Mind, body and spirit; our heroes are masters of at least one. Our pursuit of mastery mirrors our collective will to control the big bad universe around us. We admire those who exhibit an abundance of this control. But it’s natural for us all to seek a piece of the pie ourselves. We all want to take an element of control over our lives. We all want to make our mark in the world.

In Raph Koster’s book ‘The Theory of Fun’ he states how human beings “crave predictability”. Unpredictable things threaten our survival and unsettle us. So it is in our nature to seek control over the world around us. We even place controls over our own nature through laws, order and governance. But the great dichotomy of man is that we need unpredictability to learn more about ourselves. We need a bit of chaos to stir things up, to see how far the rabbit hole goes. Only through exploring the extremities of the human condition can we expand our horizons. But exploring your extremities in society is one sure-fire way to close your horizons quite significantly. So we do so in a controlled way through science, art, literature, film and games.  That is our way of learning new things, where it is safe and where unpredictability is welcomed.

The best games (or anything for that matter) have depth that reveal further layers of complexity the more we master. Also in ‘The Theory of Fun’ Raph states: “The destiny of games is to become boring, not to be fun”. The fun part is derived from overcoming challenges and finding new lessons.
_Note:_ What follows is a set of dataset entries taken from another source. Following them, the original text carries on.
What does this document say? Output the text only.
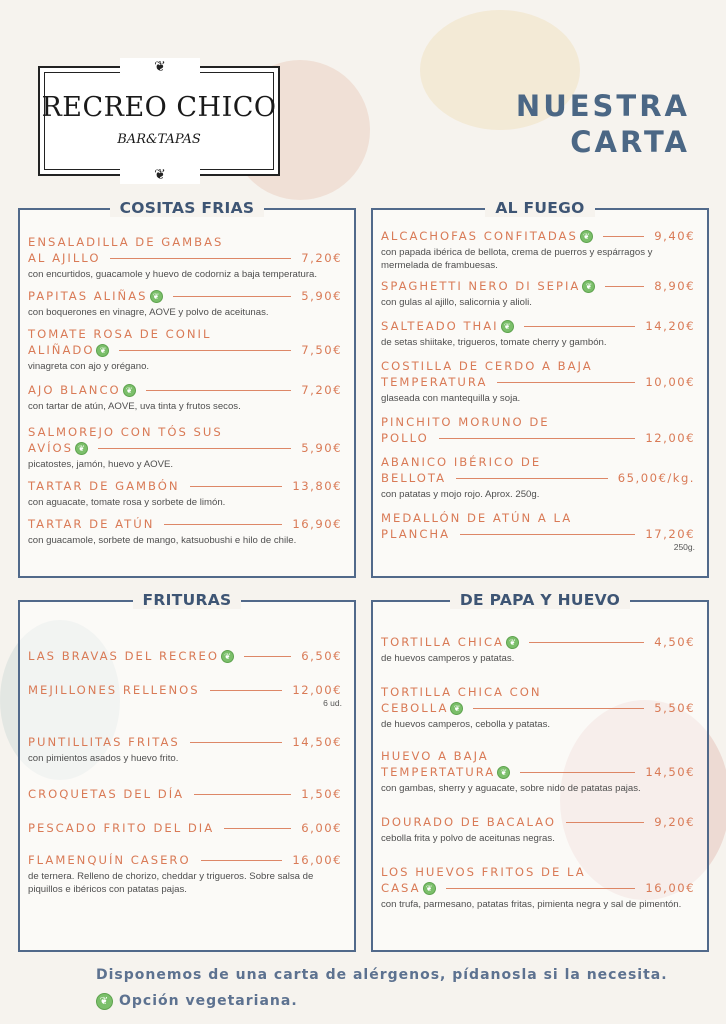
❦
RECREO CHICO
BAR&TAPAS
❦
NUESTRA
CARTA
COSITAS FRIAS
ENSALADILLA DE GAMBAS
AL AJILLO	7,20€
con encurtidos, guacamole y huevo de codorniz a baja temperatura.
PAPITAS ALIÑAS ❦	5,90€
con boquerones en vinagre, AOVE y polvo de aceitunas.
TOMATE ROSA DE CONIL
ALIÑADO ❦	7,50€
vinagreta con ajo y orégano.
AJO BLANCO ❦	7,20€
con tartar de atún, AOVE, uva tinta y frutos secos.
SALMOREJO CON TÓS SUS
AVÍOS ❦	5,90€
picatostes, jamón, huevo y AOVE.
TARTAR DE GAMBÓN	13,80€
con aguacate, tomate rosa y sorbete de limón.
TARTAR DE ATÚN	16,90€
con guacamole, sorbete de mango, katsuobushi e hilo de chile.
AL FUEGO
ALCACHOFAS CONFITADAS ❦	9,40€
con papada ibérica de bellota, crema de puerros y espárragos y mermelada de frambuesas.
SPAGHETTI NERO DI SEPIA ❦	8,90€
con gulas al ajillo, salicornia y alioli.
SALTEADO THAI ❦	14,20€
de setas shiitake, trigueros, tomate cherry y gambón.
COSTILLA DE CERDO A BAJA
TEMPERATURA	10,00€
glaseada con mantequilla y soja.
PINCHITO MORUNO DE
POLLO	12,00€
ABANICO IBÉRICO DE
BELLOTA	65,00€/kg.
con patatas y mojo rojo. Aprox. 250g.
MEDALLÓN DE ATÚN A LA
PLANCHA	17,20€
250g.
FRITURAS
LAS BRAVAS DEL RECREO ❦	6,50€
MEJILLONES RELLENOS	12,00€
6 ud.
PUNTILLITAS FRITAS	14,50€
con pimientos asados y huevo frito.
CROQUETAS DEL DÍA	1,50€
PESCADO FRITO DEL DIA	6,00€
FLAMENQUÍN CASERO	16,00€
de ternera. Relleno de chorizo, cheddar y trigueros. Sobre salsa de piquillos e ibéricos con patatas pajas.
DE PAPA Y HUEVO
TORTILLA CHICA ❦	4,50€
de huevos camperos y patatas.
TORTILLA CHICA CON
CEBOLLA ❦	5,50€
de huevos camperos, cebolla y patatas.
HUEVO A BAJA
TEMPERTATURA ❦	14,50€
con gambas, sherry y aguacate, sobre nido de patatas pajas.
DOURADO DE BACALAO	9,20€
cebolla frita y polvo de aceitunas negras.
LOS HUEVOS FRITOS DE LA
CASA ❦	16,00€
con trufa, parmesano, patatas fritas, pimienta negra y sal de pimentón.
Disponemos de una carta de alérgenos, pídanosla si la necesita.
❦ Opción vegetariana.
It is the role of mastery to exhaust them. As limited systems ultimately all games will be wrung dry (the best ones appear inexhaustible). But the lessons learnt from mastering them further enrich us. Playing games equip us for reality. Just watch lion cub’s play-fighting to see this in action. Mastery of a game gives us advantages and insight that are very useful in the real world. By day a Producer and by night avid Starcraft II fan – Jacob Karsemeyer certainly seems to think so too.

In his book ‘OutliersMalcolm Gladwell quotes  neurologist Daniel Levitin: “The emerging picture from such studies is that ten thousand hours of practice is required to achieve the level of mastery associated with being a world-class expert – in anything. [..] It seems that it takes the brain this long to assimilate all that it needs to achieve true mastery”.

Sounds like a lot of hard work doesn’t it? Society today is mesmerised by short-term gain. The long-term is far away and neither immediate nor exciting. The problem with mastery is that it sits in the long-term. Games (and other mediums) offer a compelling wrapper for us to overcome this. They reward us with a sense of achievement and contain points systems and level structures to show our progress. Games document our path to mastery. A well structured sense of progression is critical in game design. Good games have intrinsic reward systems where the advantages to mastery of the activity are constantly reinforced.

Mastery is important because it answers the questions we ask of ourselves. Mastering a subject or skill elevates your value in society because it benefits us all. On the path to enlightenment mastery is our torch. So it’s important that scientists, game designers, directors, writers and artists keep asking new questions of us. Only through doing this will we find more answers. They’re both equally important. We, the creators of questions, have a solemn duty to uphold. As do masters, to keep pushing, to keep surprising, to keep inspiring.